Auch industrielle Kunststoffverpackungen und Logistiklösungen sind ein wichtiger Teil des Angebots. „Im Fokus unseres interpack-Auftritts 2026 stehen intelligente Verpackungskonzepte, die ökonomische Effizienz und ökologische Nachhaltigkeit optimal vereinen“, sagt Veit Enders, Member of the Board bei Schütz. Ziel seien sicherere und ressourcenschonendere Logistikprozesse.
Neben Packmitteln selbst spielen Packhilfsmittel eine wichtige Rolle. Klebstoffe, Klebebänder und ähnliche Lösungen werden für unterschiedliche Materialkombinationen und Anwendungen gezeigt.
Papier- und kartonbasierte Verpackungen erreichen derzeit einen Marktanteil von rund 16 Prozent. Für die kommenden Jahre wird weiteres Wachstum erwartet. Auf der interpack sind Papier, Karton, Wellpappe und Verpackungsdruck gebündelt in einer eigenen Halle zu finden. Ergänzt wird das Angebot durch Lösungen für Beschichtung und Etikettierung.
Metallverpackungen, vor allem Dosen und Verschlusssysteme, kommen aktuell auf etwa 12 Prozent Marktanteil. Für dieses Segment wird ein Wachstum von rund 13 Prozent prognostiziert. „Die Nachfrage nach kompletten Dosenherstellungslinien nimmt zu, insbesondere im Bereich Pet Food“, sagt Ruedi Umbricht, COO der Soudronic AG. „In Bezug auf Nachhaltigkeit und CO₂-Bilanz bietet die Stahldose ganz klar Vorteile.“
Auch Glasverpackungen sind auf der Messe vertreten. Glas erreichte 2024 einen Anteil von rund acht Prozent am Einzelhandelsumsatz mit Konsumgüterverpackungen. Bis 2029 wird ein moderates Wachstum erwartet.

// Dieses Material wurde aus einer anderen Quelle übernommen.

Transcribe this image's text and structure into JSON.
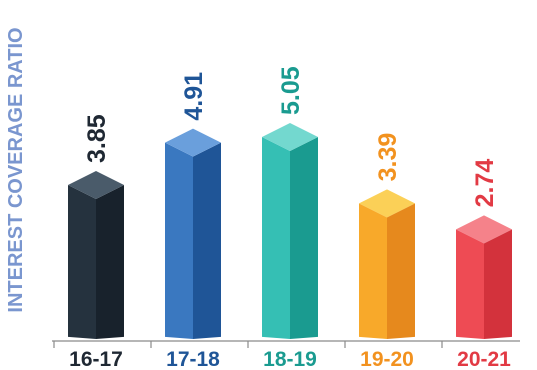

Einen weiteren Schwerpunkt bilden alternative und biobasierte Materialien. Gezeigt werden neue Ansätze bei biobasierten Kunststoffen sowie faserbasierte Lösungen, die als Ergänzung oder Ersatz klassischer Materialien gedacht sind.
Unter dem Hot Topic „Innovative Materials“ rückt die interpack 2026 das Thema Materialien gezielt in den Mittelpunkt. Hintergrund sind steigende Anforderungen durch neue Vorgaben, höhere Erwartungen an Nachhaltigkeit und zusätzliche funktionale Ansprüche. Im Fokus stehen Werkstoffe und Konzepte, die Funktionalität, Ressourceneffizienz und Recyclingfähigkeit verbinden. „Eine der zentralen Aufgaben für Unternehmen aller Branchen ist es heute, Ressourcen effizient zu nutzen und Materialströme weltweit konsequent zu schließen“, ordnet Veit Enders die Herausforderungen ein.
Am 12. Mai widmet sich auch das Forum Spotlight dem Thema Materialien. Dort werden aktuelle Entwicklungen und Perspektiven vertieft diskutiert.